16) OKYANUS

218 7 0
                                    



Gözlerimi şaşkınlıkla açtım. Arkadaşlar ben salak mıyım? Hayır önce Defnelerin hisleri şimdi de Gizem. Ben arkadaşlarımın bu durumlarını nasıl çözemiyorum.

Ağzım O şeklini alırken Defne ağzındaki çekirdeği tükürerek attığında sırtına iki üç tane vurdum. "Pisletme lan evi!" bana dönüp bir kaç çekirdek attığında turşu huysuzca miyavladı. "Lan sence konu bu mu salak?" dediğinde güldüm.

"Salak olduğum doğru baksana bana en yakın araladaşlarım birbirine aşık olmuş ben anlamamışım." Gizeme baktım.

Hala gözlerini sıkıca kapatmış bekliyordu. Kafasına yastık atıp "ulan açsana gözünü salak deve kuşu musun sen? Bizi görmeyince biz de seni görmüyoruz sanki." diye çemkirdim.

Derince soluklanıp açtı gözünü. "Utanıyorum ben." diye mırıldandı. Defneyle aynı anda 'Neden?' diye sorduk.

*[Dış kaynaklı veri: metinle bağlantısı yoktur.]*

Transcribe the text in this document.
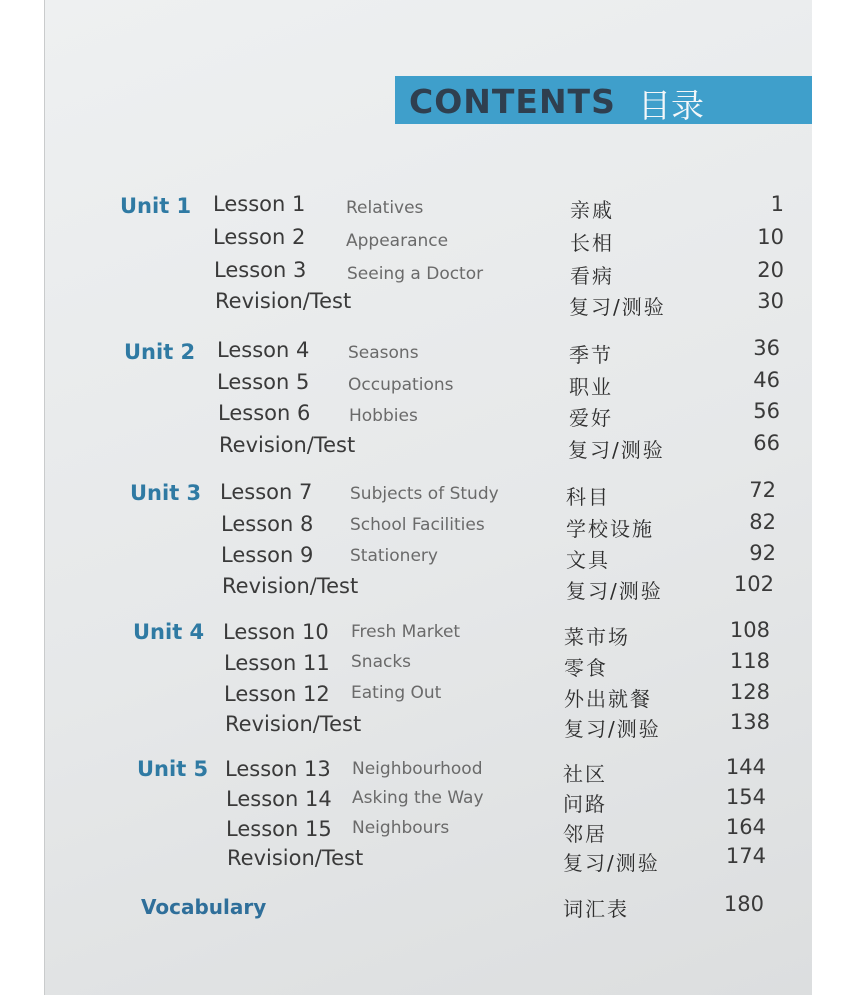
CONTENTS 目录
Unit 1 Lesson 1 Relatives	亲戚	1
Lesson 2 Appearance	长相	10
Lesson 3 Seeing a Doctor	看病	20
Revision/Test	复习/测验	30
Unit 2 Lesson 4 Seasons	季节	36
Lesson 5 Occupations	职业	46
Lesson 6 Hobbies	爱好	56
Revision/Test	复习/测验	66
Unit 3 Lesson 7 Subjects of Study	科目	72
Lesson 8 School Facilities	学校设施	82
Lesson 9 Stationery	文具	92
Revision/Test	复习/测验	102
Unit 4 Lesson 10 Fresh Market	菜市场	108
Lesson 11 Snacks	零食	118
Lesson 12 Eating Out	外出就餐	128
Revision/Test	复习/测验	138
Unit 5 Lesson 13 Neighbourhood	社区	144
Lesson 14 Asking the Way	问路	154
Lesson 15 Neighbours	邻居	164
Revision/Test	复习/测验	174
Vocabulary	词汇表	180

"Ya ne demek Neden. Candan bahsediyoruz." bu sefer yine aynı anda 'Eeee?' dedik.

Göz devirip "Arkadaşlar benim hissettiğim şey başından sonuna karşılıksız ve öyle kalıcak." dedi mutsuzca Defneyle birlikte 'Saçmalama.' derken ikimizde aynı anda geri gidip kaşlarımızı kaldırdık.

"Aynı aynda aynı tepkiyi vermesenize be! Korkuyorum. Çalışmışsınız gibi." kahkahayı patlatınca. Turşuyu Gizeme yolladım. "Annecim teyzen kafayı yemiş git ona göz kulak ol!" üfleyen Gizem "dalga geçme benimle." diye somurttu.

Ona dönüp dizlerimi kendime çektim. "Gizem. Kendimi bildim bileli tanırım Canı. Senden daha iyi bir aday bulamaz kendine emin ol. O bizimle böyle şeyleri konuşmaz farklıdır. Ama Canla ilgili bilmediğiniz bir şey var. İçince asla susmaz. Her şeyi öğrenebilirsiniz. Ve hayatında olmasını istediği profil tamı tamına sensin." dediğimde yüzü iyice düştü.

"Şule bu işler öyle adaydı, profildi olucak şeyler mi. Herif beni görmüyor. Ya bi duvarı var. O duvardan sen ve mert dışında kimse geçemiyor. O bizim yanıma gelip yemekler yemesi falan zorunluluktan hep." omuzlarım istemsizce düştü.
Öyle değildi. Kimse Can Keskine zorunluluktan bir şey yaptıramazdı. O her zaman kalbini dinlerdi. Bu şekilde doğruyu bulacağını düşünürdü.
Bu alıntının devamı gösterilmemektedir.